Worker Safety Before Profits
by Michell McIntyre, 10/9/2015
During one of his early morning shifts, Jose Melena stepped into a 35-foot-long oven and began loading pallets of canned tuna at a Bumble Bee Foods plant. Not realizing Melena was inside, fellow employees shut the machine door behind him and turned on the oven. With temperatures reaching about 270 degrees, he was cooked to death.
In what is being called the largest known settlement in California criminal prosecution history for felony workplace safety violations involving a single victim, Bumble Bee Foods was ordered to pay $6 million for “willfully violating worker safety rules.” In addition to charging the company, prosecutors filed felony charges against the former Bumble Bee Foods safety manager and company director of plant operations for willfully violating the U.S. Department of Labor’s (DOL) Occupational Safety and Health Administration’s (OSHA) worker health and safety protocols governing employees and hazardous machinery.
“You don’t have warm blood running in your veins if you’re not affected by the way this guy died. It’s horrific,” said Hoon Chun, Assistant Head Deputy District Attorney for the Los Angeles County office’s Consumer Protection Division, who helped prosecute the case. “I cannot imagine a worse result of violating safety rules than something like this.”
If an employer knowingly puts their workers in harm’s way they should be held fully accountable by law. It is clear that civil penalties are simply a drop in the bucket and insufficient while no one is held accountable. The fines simply become the cost of doing business with little or no regard for the life of the employee and their devastated family. Even in cases where workers were killed on the job, the typical penalty was just above $5,000.
California district attorneys should be considered trailblazers for pursuing criminal charges for willful worker health and safety violations that result in death or serious injury.

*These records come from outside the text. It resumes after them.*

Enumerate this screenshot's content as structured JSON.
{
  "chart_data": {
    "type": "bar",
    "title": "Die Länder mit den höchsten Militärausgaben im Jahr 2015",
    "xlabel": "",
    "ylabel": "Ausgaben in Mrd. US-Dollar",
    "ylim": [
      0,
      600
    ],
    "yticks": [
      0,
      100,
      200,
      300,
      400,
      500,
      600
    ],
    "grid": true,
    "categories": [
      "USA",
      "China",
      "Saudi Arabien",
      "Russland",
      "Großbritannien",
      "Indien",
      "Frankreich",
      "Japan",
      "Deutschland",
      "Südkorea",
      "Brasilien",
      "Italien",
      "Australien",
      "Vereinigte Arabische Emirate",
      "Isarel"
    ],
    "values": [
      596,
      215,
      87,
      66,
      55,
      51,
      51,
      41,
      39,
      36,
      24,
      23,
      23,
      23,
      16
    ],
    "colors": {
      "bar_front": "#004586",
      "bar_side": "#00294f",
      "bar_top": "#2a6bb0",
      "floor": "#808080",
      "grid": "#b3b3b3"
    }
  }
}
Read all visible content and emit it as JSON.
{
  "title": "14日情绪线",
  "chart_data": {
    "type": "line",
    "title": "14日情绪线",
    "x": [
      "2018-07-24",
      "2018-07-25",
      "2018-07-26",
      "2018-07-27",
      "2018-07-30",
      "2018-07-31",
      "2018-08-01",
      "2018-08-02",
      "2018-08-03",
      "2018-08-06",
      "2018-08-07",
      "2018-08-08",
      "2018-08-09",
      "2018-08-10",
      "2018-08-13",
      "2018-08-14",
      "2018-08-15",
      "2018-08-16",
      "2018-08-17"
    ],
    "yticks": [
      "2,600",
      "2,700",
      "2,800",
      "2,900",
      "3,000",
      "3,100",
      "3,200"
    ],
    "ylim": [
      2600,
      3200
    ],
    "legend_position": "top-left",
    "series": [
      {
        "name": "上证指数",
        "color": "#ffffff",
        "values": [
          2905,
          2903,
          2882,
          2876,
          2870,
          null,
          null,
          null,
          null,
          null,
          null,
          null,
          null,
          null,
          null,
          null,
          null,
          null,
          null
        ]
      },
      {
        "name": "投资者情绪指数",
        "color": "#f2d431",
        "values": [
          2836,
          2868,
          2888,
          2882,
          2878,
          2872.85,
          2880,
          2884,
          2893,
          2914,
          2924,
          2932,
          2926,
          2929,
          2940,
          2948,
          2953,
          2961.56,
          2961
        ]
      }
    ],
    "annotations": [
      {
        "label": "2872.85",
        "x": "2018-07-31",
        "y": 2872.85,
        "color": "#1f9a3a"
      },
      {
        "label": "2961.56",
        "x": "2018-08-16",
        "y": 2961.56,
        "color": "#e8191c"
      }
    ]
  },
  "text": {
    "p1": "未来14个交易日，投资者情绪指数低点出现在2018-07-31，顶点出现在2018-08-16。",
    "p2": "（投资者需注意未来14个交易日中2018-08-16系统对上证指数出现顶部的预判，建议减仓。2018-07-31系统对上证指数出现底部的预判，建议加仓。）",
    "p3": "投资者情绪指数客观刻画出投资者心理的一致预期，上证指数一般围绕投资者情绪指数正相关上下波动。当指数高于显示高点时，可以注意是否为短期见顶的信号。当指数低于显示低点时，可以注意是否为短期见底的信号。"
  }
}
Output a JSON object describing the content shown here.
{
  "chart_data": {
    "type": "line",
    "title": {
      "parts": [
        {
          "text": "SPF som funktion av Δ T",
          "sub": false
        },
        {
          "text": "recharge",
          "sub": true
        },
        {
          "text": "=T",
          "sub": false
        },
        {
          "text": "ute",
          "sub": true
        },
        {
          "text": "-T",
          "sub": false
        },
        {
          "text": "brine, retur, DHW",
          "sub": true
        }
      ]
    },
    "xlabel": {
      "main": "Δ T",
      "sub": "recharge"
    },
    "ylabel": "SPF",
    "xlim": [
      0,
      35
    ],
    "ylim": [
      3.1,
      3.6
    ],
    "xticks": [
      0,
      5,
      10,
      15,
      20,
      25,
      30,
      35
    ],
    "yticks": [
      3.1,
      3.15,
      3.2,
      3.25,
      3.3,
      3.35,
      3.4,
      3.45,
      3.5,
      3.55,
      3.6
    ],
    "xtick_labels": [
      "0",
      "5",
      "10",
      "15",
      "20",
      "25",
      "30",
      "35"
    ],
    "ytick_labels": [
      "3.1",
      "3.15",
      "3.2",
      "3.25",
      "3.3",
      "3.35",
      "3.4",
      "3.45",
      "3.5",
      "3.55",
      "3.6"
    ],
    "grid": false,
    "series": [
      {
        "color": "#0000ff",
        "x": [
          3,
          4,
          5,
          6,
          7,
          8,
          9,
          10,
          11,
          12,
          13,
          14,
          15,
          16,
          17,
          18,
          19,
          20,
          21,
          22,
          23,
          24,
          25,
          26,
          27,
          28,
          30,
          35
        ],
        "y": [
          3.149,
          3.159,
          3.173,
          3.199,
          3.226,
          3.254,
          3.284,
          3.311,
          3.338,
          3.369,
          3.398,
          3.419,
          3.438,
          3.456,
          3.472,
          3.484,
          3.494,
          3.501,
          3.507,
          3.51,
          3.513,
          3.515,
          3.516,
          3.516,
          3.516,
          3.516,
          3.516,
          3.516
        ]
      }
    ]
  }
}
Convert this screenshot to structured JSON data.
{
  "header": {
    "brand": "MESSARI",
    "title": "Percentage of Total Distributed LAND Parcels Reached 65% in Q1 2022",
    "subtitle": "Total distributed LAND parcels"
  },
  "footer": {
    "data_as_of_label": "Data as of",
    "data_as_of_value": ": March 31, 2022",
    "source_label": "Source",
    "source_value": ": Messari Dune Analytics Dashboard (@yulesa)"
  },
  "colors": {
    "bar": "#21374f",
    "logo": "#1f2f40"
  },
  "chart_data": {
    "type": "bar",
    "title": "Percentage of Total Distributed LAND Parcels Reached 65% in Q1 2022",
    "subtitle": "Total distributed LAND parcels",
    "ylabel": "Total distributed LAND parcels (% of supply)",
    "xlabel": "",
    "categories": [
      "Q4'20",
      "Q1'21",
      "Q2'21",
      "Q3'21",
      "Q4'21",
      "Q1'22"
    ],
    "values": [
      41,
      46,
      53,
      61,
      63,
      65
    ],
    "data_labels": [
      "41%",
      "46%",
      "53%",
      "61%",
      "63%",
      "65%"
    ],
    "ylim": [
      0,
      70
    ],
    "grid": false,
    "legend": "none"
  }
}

On his second week on the job, Raul Zapata was buried alive in a trench. Three days before Zapata’s death, a city building inspector issued a stop-work order due to concerns that the unfortified dirt wall was prone to collapse. However, the owner of the construction company that employed Zapata and the project manager decided to defy the order and move forward with the work. California’s Santa Clara County District Attorney’s Office brought criminal negligence charges against the owner and project manager, last week both were found guilty of involuntary manslaughter and sentenced to two years in prison.
Workplace health and safety procedures are necessary for the well-being of both employers and employees.
According to the U.S. Worker Fatality Database, the largest open-access data set of individual workplace fatalities ever collected in the United States, there were more than 1,800 fatalities in 2014 and 1,073 in the first seven months of 2015. Also, the most recent data available from the U.S. Bureau of Labor Statistics (BLS) shows that in 2013 4,585 workers died due to unsafe working conditions.
Worker health and safety experts project that by the end of 2015 the total number of workplace fatalities will reach 4,500, with an additional 50,000 deaths attributed to long-term occupational illnesses from exposure to toxic substances such as asbestos, silica and benzene, and other workplace hazards.
In a soon-to-be-released Center for Effective Government report on OSHA (and EPA) enforcement, the case study of the fatal DuPont chemical leak in La Porte, Texas showcases the reality of corporate officials putting profits before employee safety. Four workers died in that preventable disaster.
Businesses that are willing to put the health and safety of their workers at risk should face heavy criminal sanctions. The only way to change behavior is to hold corporate officials accountable. In order to hold employers personally responsible for their dangerous working environments, Senator Richard Blumenthal and Senator Robert Casey recently reintroduced the Hide No Harm Act which would hold corporate executives criminally responsible for not disclosing serious dangers in their products and production process to relevant government agencies, their workers and the public. We need this bill to arm more district attorneys across the U.S. with the tools to follow in California’s footsteps and start charging employers for gambling with their employees’ lives.